I already had potatoes roasting on a sheet pan at 400 degrees, so the ribs joined those to get a little brown and crispy on the top. I also steamed a batch of rainbow carrots in butter and finished with a splash of Meyer lemon vinegar and green onion microgreens. And to bring it all together, I made some of my favorite almond cashew sauce with nutritional yeast, lemon juice, avocado oil, garlic, soy sauce and coriander and paprika for seasonings. It was a really nice combination!
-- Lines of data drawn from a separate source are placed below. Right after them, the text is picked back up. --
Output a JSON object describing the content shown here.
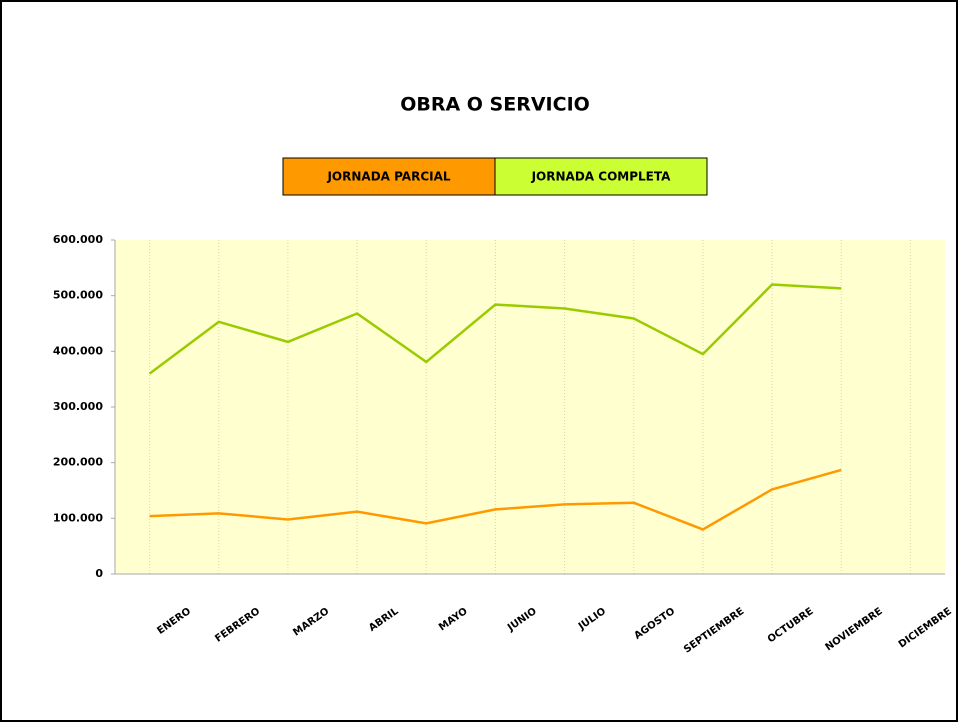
{
  "chart_data": {
    "type": "line",
    "title": "OBRA O SERVICIO",
    "categories": [
      "ENERO",
      "FEBRERO",
      "MARZO",
      "ABRIL",
      "MAYO",
      "JUNIO",
      "JULIO",
      "AGOSTO",
      "SEPTIEMBRE",
      "OCTUBRE",
      "NOVIEMBRE",
      "DICIEMBRE"
    ],
    "series": [
      {
        "name": "JORNADA PARCIAL",
        "color": "#ff9900",
        "values": [
          104000,
          109000,
          98000,
          112000,
          91000,
          116000,
          125000,
          128000,
          80000,
          152000,
          187000,
          null
        ]
      },
      {
        "name": "JORNADA COMPLETA",
        "color": "#99cc00",
        "legend_color": "#ccff33",
        "values": [
          360000,
          453000,
          417000,
          468000,
          381000,
          484000,
          477000,
          459000,
          395000,
          520000,
          513000,
          null
        ]
      }
    ],
    "ylim": [
      0,
      600000
    ],
    "yticks": [
      0,
      {
        "value": 100000,
        "label": "100.000"
      },
      {
        "value": 200000,
        "label": "200.000"
      },
      {
        "value": 300000,
        "label": "300.000"
      },
      {
        "value": 400000,
        "label": "400.000"
      },
      {
        "value": 500000,
        "label": "500.000"
      },
      {
        "value": 600000,
        "label": "600.000"
      }
    ],
    "grid": true,
    "plot_background": "#ffffd0"
  }
}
Clean Out the Freezer Fruit Crumble
I almost always have lots of late season Louisiana strawberries in my freezer and since we’re already well into the next strawberry season, I’m hustling to use them up!
This year I also have sliced plums and nectarines in my freezer, too, and we’re getting ever closer to stone fruit season again, as well.
And there was a small bag of blackberries, too, plus some of my homegrown roselle hibiscus petals. Those add a deep red color, sour punch and slightly floral flavor to any baked fruit dessert.
So plum, strawberry, blackberry, roselle crisp it was! I tossed the frozen fruits with arrowroot, a little flour, brown sugar, cinnamon and lemon juice and let that start baking four 30 minutes or so while I prepared the crisp topping. One thing I have learned in years of making crisps, crumbles and cobblers from frozen fruit is the longer you bake it the better. It will eventually reach a point where it gets really jammy and luscious, it just takes patience. And if you already have the topping on, sometimes that can start to burn if you bake it for too long. So I’ve started giving the fruit a long headstart and then adding the topping 30-45 minutes in.
For the topping, I just did oats and stone-milled flour and brown sugar and pulsed it in the food processor with butter. The fruit got so bubbly and jammy that it submerged parts of the topping, but in the best way! It came out so delicious.